All are talented, highly experienced regional journalists, with more than 60 years of experience in their profession between them. They are trusted by many influential local people, and all have a profound knowledge of their community. One is currently nominated for his feature writing in this year's O2 North West Media Awards.

Our titles in Carlisle - The Cumberland News, and News and Star have already suffered catastrophic cuts. We have lost all our sub-editors, four out of our five photographers, and most of our experienced reporting staff. The company is also currently consulting on a proposal to axe four jobs from our magazines section in Dalston Road. This NUJ chapel wishes to put on record our view that these further attacks on our journalistic capacity are cuts too far.

Should the redundancies go ahead, they will leave our Carlisle newsroom with just two senior journalists in full-time writing roles on the news side of the business. This will will damage our reputation in the community and therefore our business. It will severely limit our ability to provide quality journalism, leaving our titles largely dependent on junior staff and non-journalist contributors, who provide free content, some of it commercially driven.

We know there is an appetite for impartial, well-written, quality local journalism, but this can not be delivered effectively by a newsroom where mostly junior staff are employed.

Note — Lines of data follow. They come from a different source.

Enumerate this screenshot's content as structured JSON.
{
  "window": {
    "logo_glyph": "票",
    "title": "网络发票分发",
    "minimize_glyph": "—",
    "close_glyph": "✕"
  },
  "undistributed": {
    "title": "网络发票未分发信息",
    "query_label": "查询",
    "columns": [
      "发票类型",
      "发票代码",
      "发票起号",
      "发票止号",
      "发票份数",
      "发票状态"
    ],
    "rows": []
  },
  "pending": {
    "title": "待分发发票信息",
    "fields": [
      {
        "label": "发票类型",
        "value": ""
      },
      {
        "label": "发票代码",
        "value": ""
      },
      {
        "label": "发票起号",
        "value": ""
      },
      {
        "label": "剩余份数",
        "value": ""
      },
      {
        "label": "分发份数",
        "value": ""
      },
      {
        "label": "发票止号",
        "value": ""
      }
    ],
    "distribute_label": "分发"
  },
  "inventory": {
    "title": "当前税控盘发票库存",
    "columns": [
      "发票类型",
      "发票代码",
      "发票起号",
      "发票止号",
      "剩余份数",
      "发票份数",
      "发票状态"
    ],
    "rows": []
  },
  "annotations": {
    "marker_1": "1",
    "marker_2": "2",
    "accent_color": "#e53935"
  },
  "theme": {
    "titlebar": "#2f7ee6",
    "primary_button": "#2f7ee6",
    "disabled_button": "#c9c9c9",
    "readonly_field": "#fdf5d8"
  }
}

That would be unfair to those younger staff, and unfair for our readers. We would like an answer to this simple question: 'How will discarding three of our most talented, experienced journalists help our business to thrive and prosper?'

We urge Newsquest - which in May reported a pre-tax profit of £108m - to invest in journalism. We understand that free, user-generated content is a valuable addition to our titles. But it should not replace journalism.  Readers are less likely to pay for a product which lacks the depth and quality senior journalists provide. Our Carlisle chapel feels more could be done to exploit the digital potential of our features content. Should Newsquest press ahead with these cuts, our reputation will be so damaged it may prove impossible to attract young journalists to our business. Indeed, our staff now arrive daily at work with a hugely unsettling question at the forefront of their mind: who will be next?

This is no way to run a business.

So for the sake of our readers, our customers, our business, and our journalism, we urge Newsquest to reconsider. If this business is to thrive in the future, it must pursue profit through investing in journalism, not through constantly cutting costs by weeding out experienced staff, who are respected and trusted in the community we serve.

Chris Morley, NUJ northern and midlands senior organiser, said:

"The loss of journalists’ jobs at CN Group since Newsquest took over just 19 months ago has been staggering and undermined the claim at the time that the deal would enable the business to carry on 'providing first class content'. 

"What has been evident is that years of journalistic experience and know-how has been stripped out of newsrooms for the inconvenient reason that it is deemed too expensive to employ in news gathering.

"These latest cuts highlight this one-way traffic by putting the jobs of trusted and seasoned journalists under the axe. Newsrooms are increasingly losing their key advantage - local knowledge and insight.

"My question would be how does this help build a sustainable business as Newsquest promised that it would when it gobbled up this family business last year?"